*Department of Geriatric Medicine, Oslo University Hospital; †Department of Pharmaceutical Services, The Hospital Pharmacies; ‡Institute of Clinical Medicine, University of Oslo; §Department of Pharmaceutical Bioscience, School of Pharmacy, University of Oslo; and ¶Center for Psychopharmacology, Diakonhjemmet Hospital, Oslo, Norway.
Ther Drug Monit. 2014 Feb;36(1):125-30. doi: 10.1097/FTD.0b013e31829da990.
To compare measures of anticholinergic activity between metabolic phenotypes of the polymorphic enzymes cytochrome P450 2D6 (CYP2D6) and CYP2C19 in the elderly patients exposed to anticholinergic agents.

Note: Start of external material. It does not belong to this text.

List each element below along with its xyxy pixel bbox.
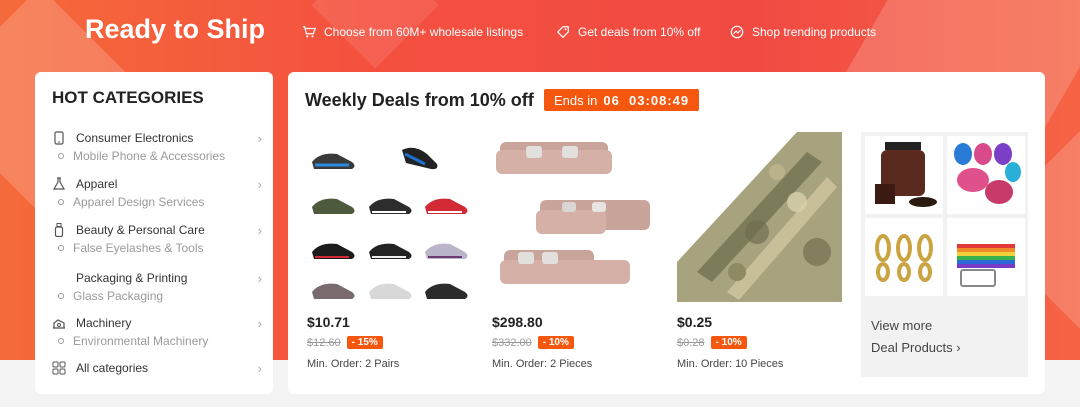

Long-term nursing home patients (n = 80) with an anticholinergic drug scale (ADS) score ≥3 were recruited from 22 nursing homes in Norway. Based on pharmacogenetic analyses of mutations encoding absent CYP2D6 or CYP2C19 metabolism, patients were divided into subgroups of poor metabolizers (PMs) (n = 8) and extensive metabolizers (n = 72). Serum anticholinergic activity (SAA) was determined by a validated, 96-well format radio receptor assay and adjusted for ADS score. Unadjusted and adjusted SAAs, mouth dryness, and cognitive function (Mini-Mental State Examination and verbal recall tests from Consortium to Establish a Registry for Alzheimer Disease) were compared between the subgroups with Mann-Whitney tests.
The study population was represented by 78% women, 68% had mild to moderate dementia, and mean age was 86 years. More than 80% used more than 1 anticholinergic agent, and their median ADS score was 4. The subpopulation of PMs had significantly higher median SAA than the extensive metabolizers (10.3 versus 4.2 pmol atropine equivalents per milliliter, P = 0.012). This difference remained significant after adjusting for ADS score (P = 0.013). No significant differences in mouth dryness and cognitive function were observed between the subgroups (P > 0.3).
These preliminary findings suggest that elderly CYP2D6/CYP2C19 PMs with a high anticholinergic drug burden are at increased risk of elevated SAA. Whether PMs are also more prone to experience anticholinergic side effects needs to be further studied in larger patient populations.
比较代谢表型的细胞色素 P450 2D6(CYP2D6)和 CYP2C19 的老年患者暴露于抗胆碱能药物之间的抗胆碱能活动的措施。
从挪威的 22 个养老院招募了长期护理院患者(n = 80),其抗胆碱能药物量表(ADS)评分≥3。基于编码缺失 CYP2D6 或 CYP2C19 代谢的突变的药物遗传学分析,患者被分为代谢不良者(PM)(n = 8)和广泛代谢者(n = 72)亚组。通过验证的 96 孔格式放射性受体测定法测定血清抗胆碱能活性(SAA),并根据 ADS 评分进行调整。使用 Mann-Whitney 检验比较亚组之间的未调整和调整后的 SAA、口干和认知功能(来自 Consortium to Establish a Registry for Alzheimer Disease 的 Mini-Mental State Examination 和口头回忆测试)。
研究人群代表了 78%的女性,68%有轻度至中度痴呆,平均年龄为 86 岁。超过 80%的患者使用了超过 1 种抗胆碱能药物,他们的 ADS 评分中位数为 4。PM 亚组的 SAA 中位数明显高于广泛代谢者(10.3 与 4.2 皮摩尔阿托品当量/毫升,P = 0.012)。调整 ADS 评分后,这种差异仍然显著(P = 0.013)。亚组之间的口干和认知功能无显著差异(P > 0.3)。
这些初步发现表明,具有高抗胆碱能药物负担的老年 CYP2D6 / CYP2C19 PM 发生高 SAA 的风险增加。PM 是否也更容易发生抗胆碱能副作用,需要在更大的患者人群中进一步研究。